If this downloads successfully, check the version of ATS:

docker run -it --rm metsi/ats-short-course:2025-ats-latest ats --version
> ATS version 1.6.0_8d11cb0c

If this worked – great! Move on to Run JupyterLab under Docker. But if you ran into trouble with the download and/or Docker storage on your system, check some of the troubleshooting tips.

Run Jupyer Lab in a Container#

The goal is for you to enable JupyterLab to interact with the ats-short-course repository files on your local system. This is accomplished through the --mount option which shares your present working directory ($pwd) with the Docker container.
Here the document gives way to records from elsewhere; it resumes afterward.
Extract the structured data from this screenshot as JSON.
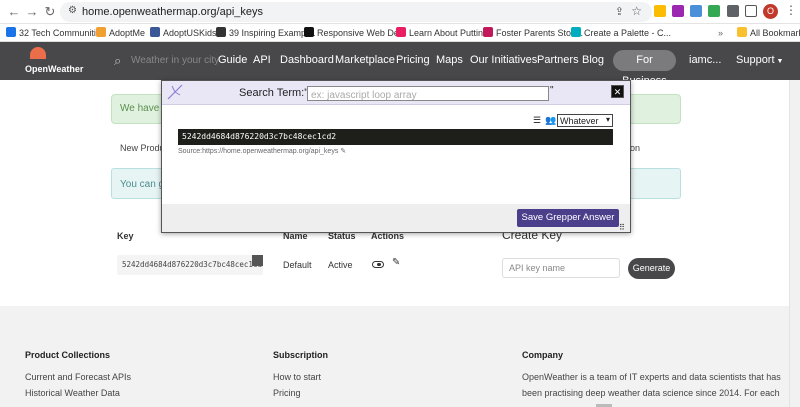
{
  "browser": {
    "url": "home.openweathermap.org/api_keys",
    "bookmarks": [
      {
        "label": "32 Tech Communiti...",
        "color": "#1a73e8"
      },
      {
        "label": "AdoptMe",
        "color": "#f0a030"
      },
      {
        "label": "AdoptUSKids",
        "color": "#3b5998"
      },
      {
        "label": "39 Inspiring Exampl...",
        "color": "#333333"
      },
      {
        "label": "Responsive Web De...",
        "color": "#111111"
      },
      {
        "label": "Learn About Puttin...",
        "color": "#e91e63"
      },
      {
        "label": "Foster Parents Stoc...",
        "color": "#c2185b"
      },
      {
        "label": "Create a Palette - C...",
        "color": "#00acc1"
      }
    ],
    "all_bookmarks": "All Bookmarks",
    "profile_initial": "O"
  },
  "header": {
    "logo": "OpenWeather",
    "search_placeholder": "Weather in your city",
    "nav": [
      "Guide",
      "API",
      "Dashboard",
      "Marketplace",
      "Pricing",
      "Maps",
      "Our Initiatives",
      "Partners",
      "Blog"
    ],
    "business": "For Business",
    "user": "iamc...",
    "support": "Support"
  },
  "page": {
    "alert_green": "We have se",
    "tab_first": "New Produ",
    "tab_tail": "ion",
    "alert_blue": "You can ge",
    "table_headers": {
      "key": "Key",
      "name": "Name",
      "status": "Status",
      "actions": "Actions"
    },
    "row": {
      "key": "5242dd4684d876220d3c7bc48cec1cd",
      "name": "Default",
      "status": "Active"
    },
    "create_key_title": "Create Key",
    "api_key_placeholder": "API key name",
    "generate": "Generate"
  },
  "grepper": {
    "label": "Search Term:\"",
    "placeholder": "ex: javascript loop array",
    "quote_end": "\"",
    "filter": "Whatever",
    "code": "5242dd4684d876220d3c7bc48cec1cd2",
    "source": "Source:https://home.openweathermap.org/api_keys",
    "save": "Save Grepper Answer"
  },
  "footer": {
    "product_title": "Product Collections",
    "product_links": [
      "Current and Forecast APIs",
      "Historical Weather Data"
    ],
    "subscription_title": "Subscription",
    "subscription_links": [
      "How to start",
      "Pricing"
    ],
    "company_title": "Company",
    "company_lines": [
      "OpenWeather is a team of IT experts and data scientists that has",
      "been practising deep weather data science since 2014. For each"
    ]
  },
  "colors": {
    "header_bg": "#48484a",
    "brand_orange": "#eb6e4b",
    "grepper_button": "#4b3f8c"
  }
}
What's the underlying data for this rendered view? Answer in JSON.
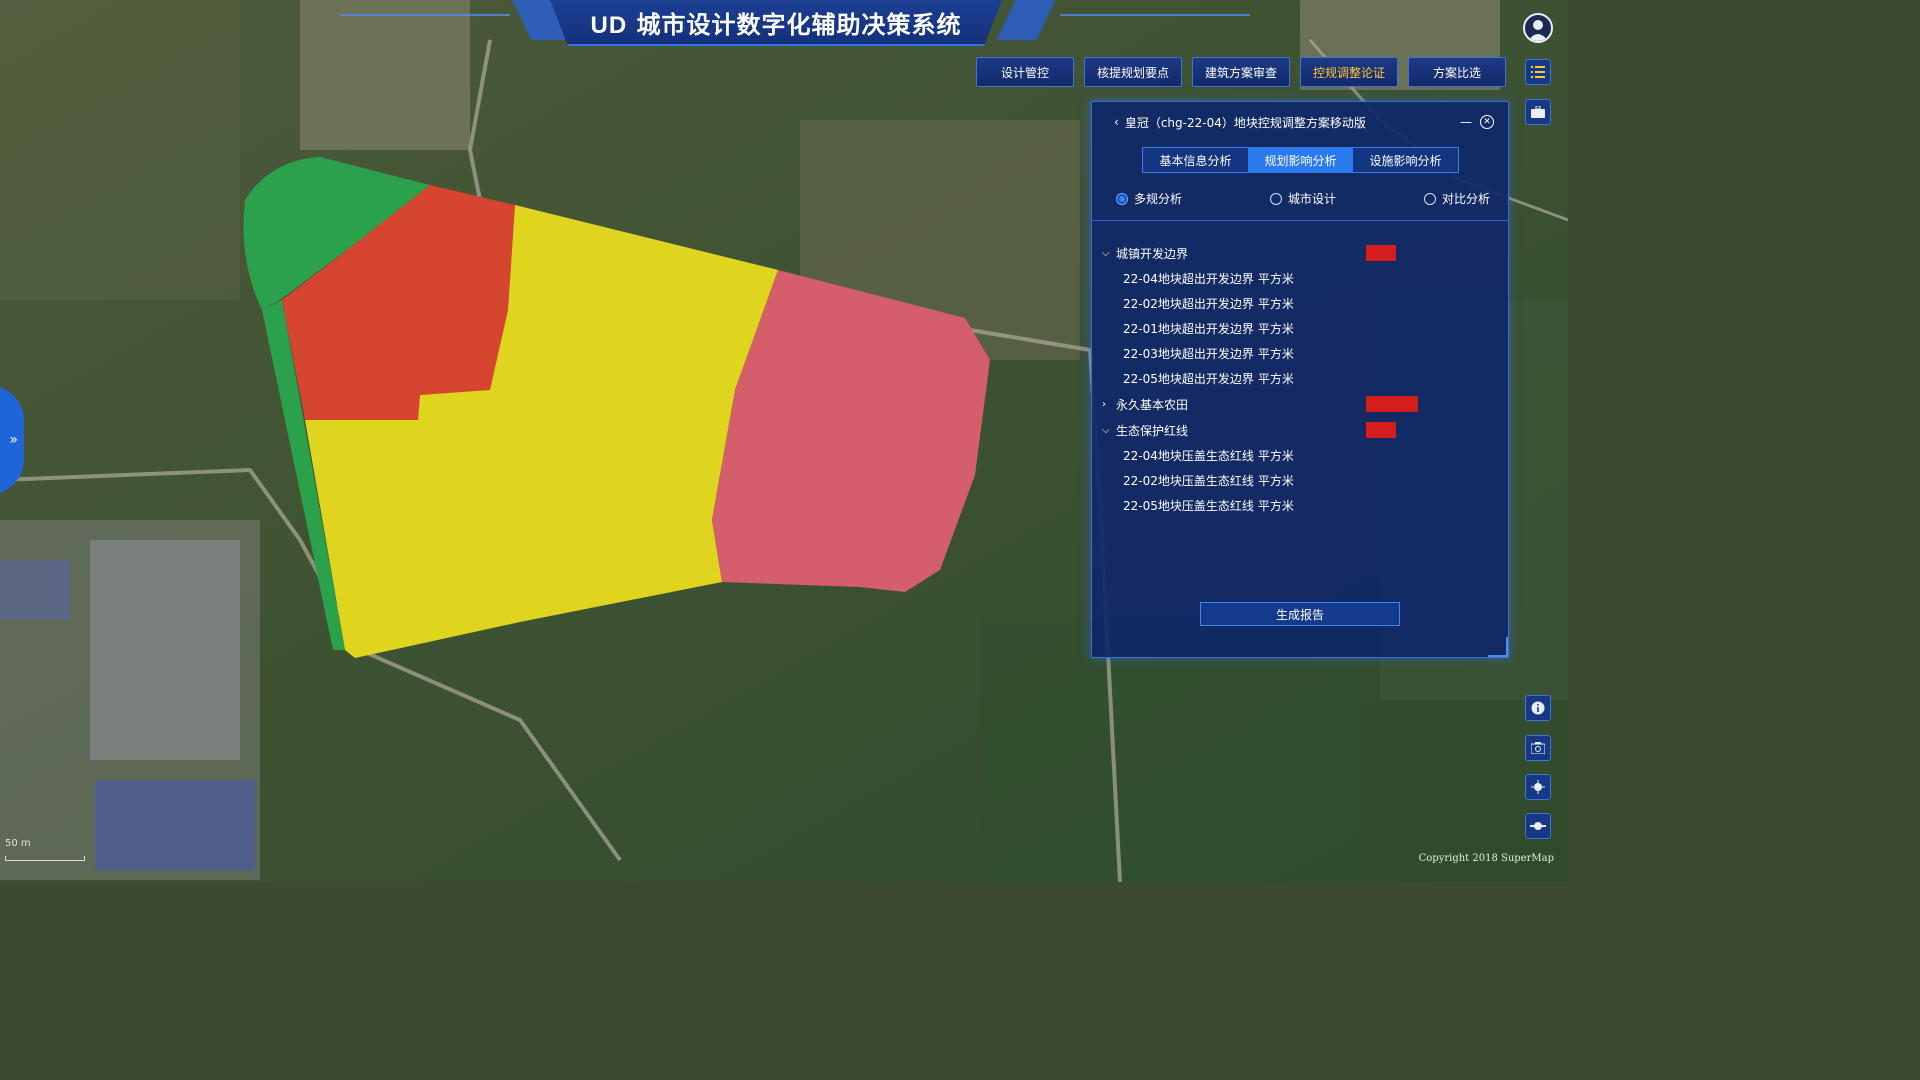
{
  "app": {
    "title_prefix": "UD",
    "title_main": "城市设计数字化辅助决策系统"
  },
  "nav": {
    "items": [
      {
        "label": "设计管控"
      },
      {
        "label": "核提规划要点"
      },
      {
        "label": "建筑方案审查"
      },
      {
        "label": "控规调整论证",
        "active": true
      },
      {
        "label": "方案比选"
      }
    ]
  },
  "panel": {
    "title": "皇冠（chg-22-04）地块控规调整方案移动版",
    "tabs": [
      {
        "label": "基本信息分析"
      },
      {
        "label": "规划影响分析",
        "active": true
      },
      {
        "label": "设施影响分析"
      }
    ],
    "radios": [
      {
        "label": "多规分析",
        "checked": true
      },
      {
        "label": "城市设计",
        "checked": false
      },
      {
        "label": "对比分析",
        "checked": false
      }
    ],
    "groups": [
      {
        "label": "城镇开发边界",
        "expanded": true,
        "items": [
          {
            "name": "22-04地块超出开发边界",
            "value": "",
            "unit": "平方米"
          },
          {
            "name": "22-02地块超出开发边界",
            "value": "",
            "unit": "平方米"
          },
          {
            "name": "22-01地块超出开发边界",
            "value": "",
            "unit": "平方米"
          },
          {
            "name": "22-03地块超出开发边界",
            "value": "",
            "unit": "平方米"
          },
          {
            "name": "22-05地块超出开发边界",
            "value": "",
            "unit": "平方米"
          }
        ]
      },
      {
        "label": "永久基本农田",
        "expanded": false,
        "items": []
      },
      {
        "label": "生态保护红线",
        "expanded": true,
        "items": [
          {
            "name": "22-04地块压盖生态红线",
            "value": "",
            "unit": "平方米"
          },
          {
            "name": "22-02地块压盖生态红线",
            "value": "",
            "unit": "平方米"
          },
          {
            "name": "22-05地块压盖生态红线",
            "value": "",
            "unit": "平方米"
          }
        ]
      }
    ],
    "report_button": "生成报告"
  },
  "map": {
    "scale_label": "50 m",
    "copyright": "Copyright 2018 SuperMap",
    "parcel_colors": {
      "green": "#2aa14a",
      "red": "#d64530",
      "yellow": "#e0d51e",
      "pink": "#d45e6a"
    }
  },
  "tools": {
    "icons": [
      "user-avatar-icon",
      "list-menu-icon",
      "briefcase-icon",
      "info-icon",
      "camera-icon",
      "locate-icon",
      "toggle-icon"
    ]
  },
  "colors": {
    "accent": "#2a7af0",
    "active_nav_text": "#ffc830",
    "alert_red": "#d61e1e"
  }
}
So make sure your $pwd is the top-level of the ats-short-course repository and cut-and-paste one of the following commands:

OSX#

docker run -it --init --mount type=bind,source=$(pwd),target=/home/ats_sc_user/work -w /home/ats_sc_user/work -p 8888:8888 metsi/ats-short-course:2025-ats-latest

OR if you prefer the verbose version:

docker run \
    --interactive \
    --init \
    --mount \
    type=bind,source=$(pwd),target=/home/ats_sc_user/work \
    --publish 8888:8888 \
    --workdir /home/ats_sc_user/work \
    metsi/ats-short-course:2025-ats-latest

Windows 10#

If you are using Windows 10’s Command Prompt or PowerShell, where the variable $(pwd) is not recognized, it may be easier to type the location of ats-short-course explicitly. For example, if C:\Users\USERNAME\ats-short-course is the top-level of the ats-short-course repository, then:

docker run -it --init --mount type=bind,source=C:\Users\USERNAME\ats-short-course,target=/home/ats_sc_user/work -w /home/ats_sc_user/work -p 8888:8888 metsi/ats-short-course:2025-ats-latest

If you are getting a Docker error that the working directory is not valid and you don’t recognize the directory Docker returns, it is possible you are using (or installed as part of packages like Git for Windows) a command line interface that changes the paths you are passing to Docker.
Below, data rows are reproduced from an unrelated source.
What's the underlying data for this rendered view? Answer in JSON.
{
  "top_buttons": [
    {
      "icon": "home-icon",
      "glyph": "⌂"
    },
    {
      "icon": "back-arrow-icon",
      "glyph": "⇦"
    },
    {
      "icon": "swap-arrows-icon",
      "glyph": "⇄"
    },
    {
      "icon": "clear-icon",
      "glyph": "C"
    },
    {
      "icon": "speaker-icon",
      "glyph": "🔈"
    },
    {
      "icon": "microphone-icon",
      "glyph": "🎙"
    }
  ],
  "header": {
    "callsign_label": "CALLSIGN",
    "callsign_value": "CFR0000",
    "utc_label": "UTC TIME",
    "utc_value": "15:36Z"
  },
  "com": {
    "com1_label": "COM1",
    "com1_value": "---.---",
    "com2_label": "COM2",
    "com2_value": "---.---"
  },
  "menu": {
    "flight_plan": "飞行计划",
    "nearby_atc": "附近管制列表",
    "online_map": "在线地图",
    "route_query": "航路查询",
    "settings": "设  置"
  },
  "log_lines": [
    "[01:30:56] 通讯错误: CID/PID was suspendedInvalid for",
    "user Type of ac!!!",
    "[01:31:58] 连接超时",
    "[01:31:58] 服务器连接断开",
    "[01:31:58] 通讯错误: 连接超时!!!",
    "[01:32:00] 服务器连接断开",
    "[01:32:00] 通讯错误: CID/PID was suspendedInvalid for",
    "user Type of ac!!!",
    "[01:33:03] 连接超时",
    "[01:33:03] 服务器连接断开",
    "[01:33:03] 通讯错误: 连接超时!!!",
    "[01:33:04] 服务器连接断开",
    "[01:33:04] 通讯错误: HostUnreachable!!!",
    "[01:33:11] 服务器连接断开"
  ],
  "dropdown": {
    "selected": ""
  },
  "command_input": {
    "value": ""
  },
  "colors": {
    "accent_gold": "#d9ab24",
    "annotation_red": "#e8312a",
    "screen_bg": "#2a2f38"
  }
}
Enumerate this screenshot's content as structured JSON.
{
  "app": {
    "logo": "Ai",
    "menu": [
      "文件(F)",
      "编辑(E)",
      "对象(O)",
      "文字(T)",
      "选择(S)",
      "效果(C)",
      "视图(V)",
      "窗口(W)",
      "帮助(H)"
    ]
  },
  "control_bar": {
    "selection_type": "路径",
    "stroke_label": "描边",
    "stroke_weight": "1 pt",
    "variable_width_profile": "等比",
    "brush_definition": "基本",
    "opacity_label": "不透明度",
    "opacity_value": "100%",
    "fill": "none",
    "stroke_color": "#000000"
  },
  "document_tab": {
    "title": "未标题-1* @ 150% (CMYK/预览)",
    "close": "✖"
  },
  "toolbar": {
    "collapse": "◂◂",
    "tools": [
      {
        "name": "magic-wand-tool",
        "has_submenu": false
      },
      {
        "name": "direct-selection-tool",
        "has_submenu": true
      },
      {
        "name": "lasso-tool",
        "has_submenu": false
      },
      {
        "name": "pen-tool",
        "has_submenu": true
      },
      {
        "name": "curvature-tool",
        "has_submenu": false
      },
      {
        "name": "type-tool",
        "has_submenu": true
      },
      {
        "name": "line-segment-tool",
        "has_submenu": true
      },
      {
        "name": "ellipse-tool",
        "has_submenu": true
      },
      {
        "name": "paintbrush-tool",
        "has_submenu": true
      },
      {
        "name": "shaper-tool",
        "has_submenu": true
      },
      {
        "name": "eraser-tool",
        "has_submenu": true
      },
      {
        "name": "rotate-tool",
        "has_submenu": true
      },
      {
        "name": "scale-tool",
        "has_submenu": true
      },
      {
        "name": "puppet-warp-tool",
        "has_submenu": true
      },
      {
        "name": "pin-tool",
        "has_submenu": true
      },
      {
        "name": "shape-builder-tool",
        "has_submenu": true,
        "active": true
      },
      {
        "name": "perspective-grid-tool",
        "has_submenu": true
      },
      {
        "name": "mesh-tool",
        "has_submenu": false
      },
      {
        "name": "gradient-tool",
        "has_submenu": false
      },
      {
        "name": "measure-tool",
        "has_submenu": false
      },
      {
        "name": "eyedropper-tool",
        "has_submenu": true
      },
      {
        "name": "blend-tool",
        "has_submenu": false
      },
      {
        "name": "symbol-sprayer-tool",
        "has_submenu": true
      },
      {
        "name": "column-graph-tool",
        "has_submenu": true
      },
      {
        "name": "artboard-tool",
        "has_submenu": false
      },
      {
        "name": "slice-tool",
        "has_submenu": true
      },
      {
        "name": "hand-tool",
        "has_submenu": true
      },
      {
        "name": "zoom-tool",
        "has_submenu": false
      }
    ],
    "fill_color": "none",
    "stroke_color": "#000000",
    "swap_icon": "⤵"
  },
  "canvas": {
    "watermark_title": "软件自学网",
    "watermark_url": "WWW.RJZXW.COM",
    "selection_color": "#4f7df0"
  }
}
If so, try double slashes in your Docker command:

docker run -it --init --mount type=bind,source=C:\\Users\\USERNAME\\ats-short-course,target=//home//ats_sc_user//work -w //home//ats_sc_user//work -p 8888:8888 metsi/ats-short-course:2025-ats-latest

Connect to the Jupyer Lab Session from your local web browser#

Independent of the OS you’re using, the Docker run command described above will output several status messages to the screen, one of which is about the Jupyter server that it started.
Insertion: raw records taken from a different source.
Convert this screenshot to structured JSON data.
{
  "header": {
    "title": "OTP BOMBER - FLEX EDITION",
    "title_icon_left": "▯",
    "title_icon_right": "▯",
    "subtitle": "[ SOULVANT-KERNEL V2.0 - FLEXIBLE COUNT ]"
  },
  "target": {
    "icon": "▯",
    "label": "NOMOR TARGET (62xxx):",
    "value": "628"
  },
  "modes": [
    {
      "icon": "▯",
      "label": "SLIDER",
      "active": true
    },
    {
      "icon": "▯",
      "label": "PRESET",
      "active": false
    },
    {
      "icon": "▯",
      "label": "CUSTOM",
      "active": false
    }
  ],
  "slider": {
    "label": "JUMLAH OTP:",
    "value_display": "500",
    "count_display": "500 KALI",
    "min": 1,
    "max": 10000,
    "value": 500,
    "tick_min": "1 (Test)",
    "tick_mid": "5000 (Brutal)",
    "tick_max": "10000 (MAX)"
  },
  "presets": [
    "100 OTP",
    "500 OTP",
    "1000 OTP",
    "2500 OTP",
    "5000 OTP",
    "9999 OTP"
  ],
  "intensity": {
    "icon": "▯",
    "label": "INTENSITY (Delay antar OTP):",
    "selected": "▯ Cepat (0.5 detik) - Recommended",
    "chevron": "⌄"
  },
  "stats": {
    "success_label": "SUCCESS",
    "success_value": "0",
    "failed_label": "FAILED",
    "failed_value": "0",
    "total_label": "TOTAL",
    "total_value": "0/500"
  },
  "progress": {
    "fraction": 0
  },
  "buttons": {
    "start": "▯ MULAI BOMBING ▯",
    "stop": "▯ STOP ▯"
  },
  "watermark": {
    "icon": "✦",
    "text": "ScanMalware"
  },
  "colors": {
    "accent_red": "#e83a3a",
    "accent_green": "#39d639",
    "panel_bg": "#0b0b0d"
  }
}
For example, you should see something like:

[I 2021-08-17 21:59:38.111 ServerApp] Jupyter Server 1.10.2 is running at:
# This address is unique to each system, so don't copy this one in your case
[I 2021-08-17 21:59:38.111 ServerApp] http://58557662c177:8899/lab
# This address is generic and will work on any system where this port on local host has not been allocated to another process
[I 2021-08-17 21:59:38.111 ServerApp]  or http://127.0.0.1:8899/lab
# To kill this server
[I 2021-08-17 21:59:38.111 ServerApp] Use Control-C to stop this server and shut down all kernels (twice to skip confirmation).

Once this is running you can open this URL in your browser: http://127.0.0.1:8899/lab

You should see JupyterLab and the files from this repository.

Note

Most users see the message:

No web browser found: could not locate runnable browser.

This message is safe to ignore – by manually copying and pasting the above address into your browser, you should see the Jupyter Lab instance.